Culture

De l’or dans les mains. Entretien avec RP Denoël, dessinateur de BD

Découvrez chaque semaine le portrait d’un artisan ou d’un artiste qui met ses mains au service du Beau.

De l’or dans les mains. Entretien avec RP Denoël, dessinateur de BD

Aleteia : Devenir dessinateur de bande-dessinée, c’était un rêve d’enfant ou un virage d’adulte ? Quel fut votre parcours ?
RP Denoël :
À vrai dire, j’ai toujours dessiné et aimé l’association du texte et de l’image. Je pense pouvoir remonter jusqu’à mes 7 ans. À 10 ans, je m’imaginais déjà auteur de bande-dessinée.
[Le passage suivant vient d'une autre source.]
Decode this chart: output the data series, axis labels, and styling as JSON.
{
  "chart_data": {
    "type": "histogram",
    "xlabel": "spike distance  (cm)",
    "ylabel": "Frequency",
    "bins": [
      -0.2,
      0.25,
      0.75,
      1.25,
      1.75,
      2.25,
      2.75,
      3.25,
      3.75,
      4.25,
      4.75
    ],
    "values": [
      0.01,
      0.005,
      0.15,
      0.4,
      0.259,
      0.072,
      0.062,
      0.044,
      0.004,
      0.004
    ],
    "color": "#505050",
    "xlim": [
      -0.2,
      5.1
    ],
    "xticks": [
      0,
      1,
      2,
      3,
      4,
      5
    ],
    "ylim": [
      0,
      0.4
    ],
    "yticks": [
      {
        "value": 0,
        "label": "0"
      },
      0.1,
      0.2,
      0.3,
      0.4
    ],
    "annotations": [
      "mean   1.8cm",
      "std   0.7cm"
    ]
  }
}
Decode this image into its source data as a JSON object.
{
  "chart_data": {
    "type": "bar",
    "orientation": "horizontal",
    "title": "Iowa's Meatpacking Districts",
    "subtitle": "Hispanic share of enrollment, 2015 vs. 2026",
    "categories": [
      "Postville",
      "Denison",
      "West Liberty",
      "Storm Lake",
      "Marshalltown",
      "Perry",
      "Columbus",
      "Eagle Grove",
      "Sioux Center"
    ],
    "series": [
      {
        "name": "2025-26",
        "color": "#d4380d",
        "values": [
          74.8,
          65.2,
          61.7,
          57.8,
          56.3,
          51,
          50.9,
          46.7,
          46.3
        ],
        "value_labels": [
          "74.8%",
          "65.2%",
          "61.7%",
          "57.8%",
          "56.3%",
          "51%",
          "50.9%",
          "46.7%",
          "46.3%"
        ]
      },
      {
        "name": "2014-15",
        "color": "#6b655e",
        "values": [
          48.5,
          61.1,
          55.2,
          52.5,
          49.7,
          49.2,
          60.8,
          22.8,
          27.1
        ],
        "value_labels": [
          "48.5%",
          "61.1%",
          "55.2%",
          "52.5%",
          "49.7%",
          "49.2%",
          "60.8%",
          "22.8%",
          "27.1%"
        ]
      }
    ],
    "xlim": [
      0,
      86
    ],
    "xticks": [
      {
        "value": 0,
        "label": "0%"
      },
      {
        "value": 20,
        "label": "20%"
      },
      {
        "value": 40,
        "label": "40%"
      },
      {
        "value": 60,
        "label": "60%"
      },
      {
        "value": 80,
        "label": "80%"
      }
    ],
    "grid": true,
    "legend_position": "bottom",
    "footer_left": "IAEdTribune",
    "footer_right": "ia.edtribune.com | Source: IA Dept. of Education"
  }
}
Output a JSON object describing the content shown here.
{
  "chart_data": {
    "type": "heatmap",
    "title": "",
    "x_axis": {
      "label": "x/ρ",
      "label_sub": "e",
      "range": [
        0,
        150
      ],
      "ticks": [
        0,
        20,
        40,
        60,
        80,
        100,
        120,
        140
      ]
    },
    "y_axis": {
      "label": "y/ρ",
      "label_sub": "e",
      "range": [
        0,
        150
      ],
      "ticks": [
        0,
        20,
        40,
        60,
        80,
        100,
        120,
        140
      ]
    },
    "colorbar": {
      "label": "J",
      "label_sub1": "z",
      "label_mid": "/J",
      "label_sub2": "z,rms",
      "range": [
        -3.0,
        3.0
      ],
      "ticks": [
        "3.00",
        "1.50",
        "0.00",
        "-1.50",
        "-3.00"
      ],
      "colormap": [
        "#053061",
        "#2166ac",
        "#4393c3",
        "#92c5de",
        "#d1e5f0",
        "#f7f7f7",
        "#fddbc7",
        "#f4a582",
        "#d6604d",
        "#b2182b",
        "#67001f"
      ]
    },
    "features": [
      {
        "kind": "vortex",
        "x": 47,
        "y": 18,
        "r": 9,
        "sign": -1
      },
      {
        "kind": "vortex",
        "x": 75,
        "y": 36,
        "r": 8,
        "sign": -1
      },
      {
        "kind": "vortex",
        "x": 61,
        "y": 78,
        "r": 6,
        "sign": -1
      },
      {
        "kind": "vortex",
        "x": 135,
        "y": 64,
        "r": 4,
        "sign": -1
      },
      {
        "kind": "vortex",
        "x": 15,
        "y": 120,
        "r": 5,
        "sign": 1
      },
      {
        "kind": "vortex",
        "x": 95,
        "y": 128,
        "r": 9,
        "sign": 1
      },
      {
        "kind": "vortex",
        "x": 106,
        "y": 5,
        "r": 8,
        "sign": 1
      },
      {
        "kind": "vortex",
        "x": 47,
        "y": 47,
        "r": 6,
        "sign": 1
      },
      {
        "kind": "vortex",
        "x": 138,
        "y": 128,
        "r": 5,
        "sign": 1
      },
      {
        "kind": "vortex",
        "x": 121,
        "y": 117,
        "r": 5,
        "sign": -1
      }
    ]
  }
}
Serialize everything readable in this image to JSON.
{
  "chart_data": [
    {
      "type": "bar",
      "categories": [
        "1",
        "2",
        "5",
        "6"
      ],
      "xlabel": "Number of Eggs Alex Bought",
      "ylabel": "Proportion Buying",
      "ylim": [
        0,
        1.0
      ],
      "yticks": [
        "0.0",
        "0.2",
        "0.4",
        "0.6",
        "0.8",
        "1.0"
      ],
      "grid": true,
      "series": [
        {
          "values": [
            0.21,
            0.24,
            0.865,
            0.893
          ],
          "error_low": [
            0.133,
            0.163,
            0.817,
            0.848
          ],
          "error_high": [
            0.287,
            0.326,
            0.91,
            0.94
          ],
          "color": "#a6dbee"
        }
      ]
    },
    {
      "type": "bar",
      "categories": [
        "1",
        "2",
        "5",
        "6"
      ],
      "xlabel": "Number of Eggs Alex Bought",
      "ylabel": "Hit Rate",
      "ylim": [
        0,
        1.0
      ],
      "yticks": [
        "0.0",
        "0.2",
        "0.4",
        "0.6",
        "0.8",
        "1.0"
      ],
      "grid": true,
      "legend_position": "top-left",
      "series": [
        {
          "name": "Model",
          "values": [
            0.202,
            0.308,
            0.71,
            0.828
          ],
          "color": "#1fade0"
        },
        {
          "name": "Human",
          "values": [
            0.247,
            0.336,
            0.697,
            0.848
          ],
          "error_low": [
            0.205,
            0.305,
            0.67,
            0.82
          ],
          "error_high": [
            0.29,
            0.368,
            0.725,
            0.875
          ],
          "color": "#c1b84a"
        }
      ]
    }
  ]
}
Et puis il a fallu choisir une voie. Après un bac général, je me suis donc orienté vers des études de dessin et ai suivi pendant trois années les cours du CFT Gobelins en animation et storyboard. Même pendant mon service militaire, j’ai pu dessiner ! Mes dispositions ont été utilisées entre autres pour présenter le Fort d’Ivry et illustrer les archives de l’armée. Mon premier album est publié chez Glénat en 1997 :  il s’agit déjà d’un récit historique baptisé Ombres et Lumière.

J’ai ensuite oeuvré pendant 18 ans dans le storyboard de séries animées .

C’est la publication de Sur les pas dell’Arte en 2011 qui m’a remis à la BD. Depuis 2012, j’enchaîne les albums chez Artège BD : Cathelineau (2013) sur les guerres de Vendée, Herr Doktor (2015) sur le sort d’un « malgré-nous », et en octobre dernier, avec le même scénariste, la biographie de Franz Stock. Actuellement j’ai repris le fil rouge entamé avec Herr Doktor puisque je travaille sur le thème de la Résistance.

Quels ont été vos dessinateurs favoris, depuis l’enfance jusqu’à aujourd’hui ? Vous reconnaissez-vous des « maîtres » dans le neuvième art ?
Mes influences majeures viennent de la BD franco-belge. Si je dois citer un nom, c’est celui de Jacques Martin dont la ligne claire et le classicisme m’ont marqué depuis que j’ai eu l’âge de lire, et chez lequel je retrouvais ce goût de mêler dessin et histoire de façon romanesque.

Vous suivez en effet depuis cinq ans une veine très « historique », est-ce pour suivre les goûts du public ou êtes-vous vous-même un mordu d’histoire ?
J’ai, depuis tout jeune, toujours eu un goût prononcé pour l’histoire. C’est donc naturellement  que je me suis dirigé vers le genre de la BD historique et non par un quelconque opportunisme ! J’apprécie particulièrement de travailler sur ce qui touche à notre mémoire.

Quelles sont les moments les plus forts dans votre métier ? Avez-vous toujours le même plaisir qu’à vos débuts à reprendre les crayons en main ?
Incontestablement oui. Si je dois retenir deux moments particulièrement forts de ma carrière, je les choisirais à chaque extrémité. D’un côté, mon travail de lettreur pour le grand Jacques Martin en 1990, je n’avais alors que 20 ans ! De l’autre, mon retour à temps plein à la bande-dessinée en 2012 (avec Cathelineau) grâce aux éditions Artège.

Vous venez de signer une superbe biographie de l’abbé Franz Stock. Qu’est ce qui vous a le plus frappé chez ce prêtre ? Êtes-vous vous-même croyant ?
Comment ne pas être frappé par Franz Stock ? Voilà un homme de paix, qui a été de façon constante un pont entre Allemands et Français, déchirés par la guerre. Il œuvra jusqu’au bout à la réconciliation de nos deux peuples. Anecdote révélatrice de l’importance de son rôle durant la guerre : sa tombe dans l’église de Rechèvres, à Chartres, a été financée par des familles de résistants.

Sa personnalité m’a fortement impressionné et j’espère que cela se ressent à la lecture. De mon côté, je suis croyant mais sans avoir « la foi du charbonnier ». Des hommes comme Franz Stock sont incontestablement des phares dans les ténèbres.

J’aime par mes rencontres ou mes lectures trouver ces êtres d’exception qui montrent un chemin, ceux qui vous aident à vivre, ce qui peut d’ailleurs s’exprimer par l’art, beauté et vérité étant la quête de toute une vie.